After writing here recently about grotesque art, and its origins in the late-15th-century excavations of Nero’s Domus Aurea, I ordered a book reproducing some eighteeenth-century representations of the Golden House’s decorative frescoes: the following images are details of scans from its pages. I learned a little more about the origins and the development of the grotesque from the book’s two essays, by Gianni Guadalupi and Marie-Noëlle Pinot Villechenon.

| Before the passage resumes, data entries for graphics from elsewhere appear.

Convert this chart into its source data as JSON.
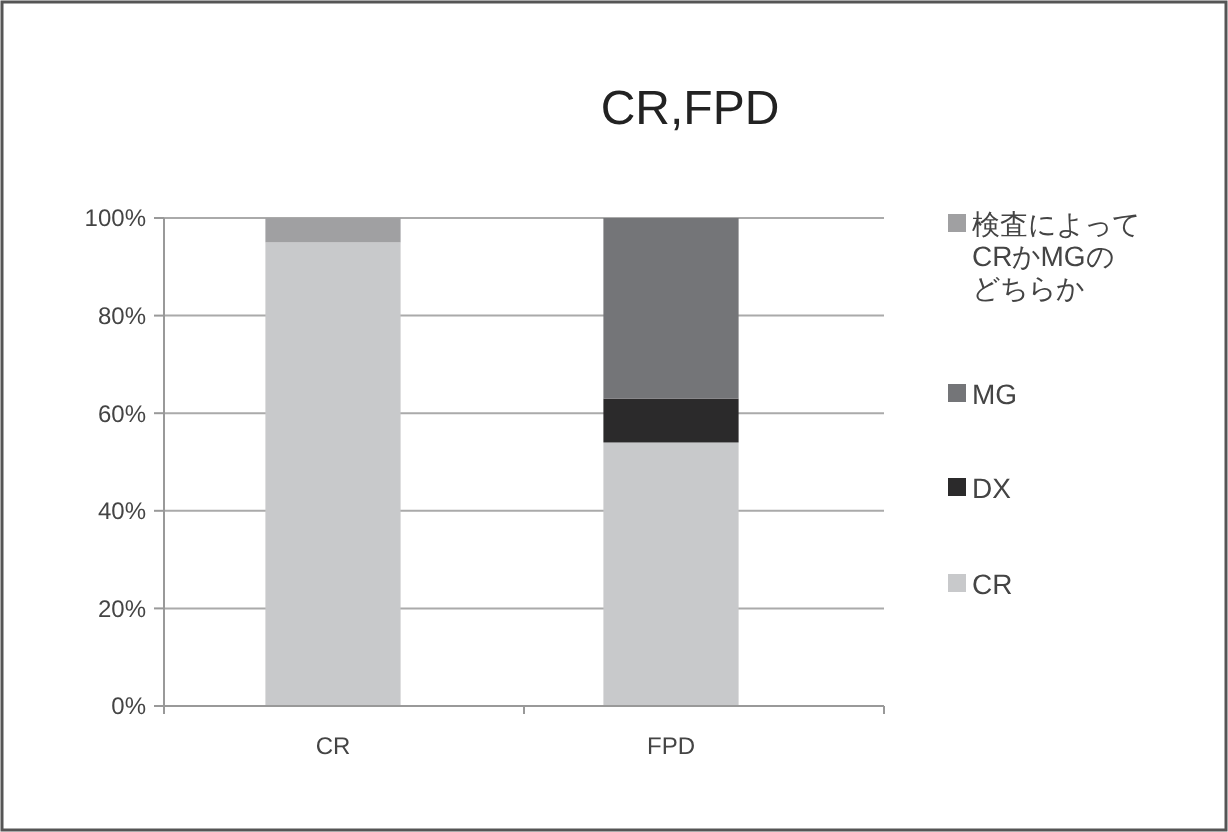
{
  "chart_data": {
    "type": "bar",
    "title": "CR,FPD",
    "categories": [
      "CR",
      "FPD"
    ],
    "stacked": true,
    "series": [
      {
        "name": "CR",
        "color": "#c8c9cb",
        "values": [
          95,
          54
        ]
      },
      {
        "name": "DX",
        "color": "#2b2a2b",
        "values": [
          0,
          9
        ]
      },
      {
        "name": "MG",
        "color": "#747578",
        "values": [
          0,
          37
        ]
      },
      {
        "name": "検査によってCRかMGのどちらか",
        "color": "#a0a0a2",
        "values": [
          5,
          0
        ]
      }
    ],
    "ylim": [
      0,
      100
    ],
    "yticks": [
      {
        "value": 0,
        "label": "0%"
      },
      {
        "value": 20,
        "label": "20%"
      },
      {
        "value": 40,
        "label": "40%"
      },
      {
        "value": 60,
        "label": "60%"
      },
      {
        "value": 80,
        "label": "80%"
      },
      {
        "value": 100,
        "label": "100%"
      }
    ],
    "grid": "y",
    "legend": "right"
  }
}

The artist responsible for supervising the Domus Aurea’s decoration has variously been named as Fabullus, Famulus or Amulius. His work apparently exemplifies what has become known as the ‘fourth Pompeian style’ of Roman art, which, as far as I can make out, combined illusionistic and figurative elements in ‘theatrical’ settings, and incorporated an abundance of ornament. The Domus Aurea paintings are said to exhibit a ‘more mannerist use of bright colours’ than was the norm for this style.
*

Guadalupi writes that the first artist to employ the grotesque style after the re-discovery of the Domus Aurea was probably Filippino Lippi, in some of the decorative work in the Frescoes he painted between 1489-93 at the Carafa Chapel of the church of Santa Maria sopra Minerva in Rome. In describing the diffusion of the grotesque style via Raphael’s circle, the Fontainebleau school, etc., Pinot Villechenon adds that the style was introduced to the Spanish court by the Portuguese-born artist Francisco d’Ollanda (or, Francisco de Holanda), who had drawn meticulous copies of the Domus Aurea frescoes during a sojourn in Rome ca. 1538.
*

The rooms of Nero’s buried palace were gradually stripped of their treasures during the sixteenth and seventeenth centuries, but it wasn’t until 1683 that a systematic excavation of the site was undertaken. One of the fruits of this archæological project was the publication, in 1706, by Pietro Sante Bartoli and Giovanni Pietro Bellori, of the first book illustrating in detail what had been found there: Le pitture antiche delle grotte di Roma… Throughout the eighteenth century, further volumes of prints thrilled successive generations of enthusiasts with illustrations of the treasures found in the continuing excavations in Rome, and at Pomepii and Herculaneum.
*

Around 1774, a Roman patron of the arts named Ludovico Mirri began a project to illustrate the interior decor of what were then mistakenly assumed to be the ruins of the Baths of Titus, but which, in fact, formed part of the Domus Aurea complex. He employed three artists: Vincezo Brenna, an architect and draughtsman from Vicenza; the Polish-born painter Francesco Smuglewicz; and Marco Carloni, a Roman engraver and printer. An antiquary named Giuseppe Carletti provided a commentary. In addition to the standard album of large prints, Mirri published a small number (no more than thirty copies in all) of the same plates hand-tinted in watercolour, with gouache highlights.

The present images belong to a unique series of the same prints now at the Louvre, which were coloured entirely in bright gouache. It is not known if they were a one-off commissioned from Mirri, or if they are a similarly singular set from a later edition of Vestigia delle Terme di Tito e Loro Interne Pitture, issued by Carletti. The strong colouration is, apparently, more a reflection of neoclassical tastes than it is an accurate representation of the original frescoes. Also, in some instances, Brenna and Smuglewicz are supposed to have invented some details in order to fill lacunæ in their originals…
Posted by misteraitch at July 24, 2006 01:52 PMInteresting continuation of your former "excavations"...
The first image puts us in the position of staring at the eighteenth-century men in the same manner that they are staring at the fresco--a curious sense of three times and worlds nested inside one another that I like.
Posted by: marlyat2 on July 25, 2006 03:34 PMWatch your back, Marly, there is a twenty-third century observer reading over your shoulder!
Posted by: Michelangelo on July 27, 2006 11:00 PMAh, well, no doubt these are nesting boxes that go on forever... (Or at least until "God burn nature with a kiss," as Yeats says.) As, I suppose, there will always be yet another interesting Michelangelo!
Wonderful resource!!!! I've added this site on my blog because it is one of my favorites. Thank you!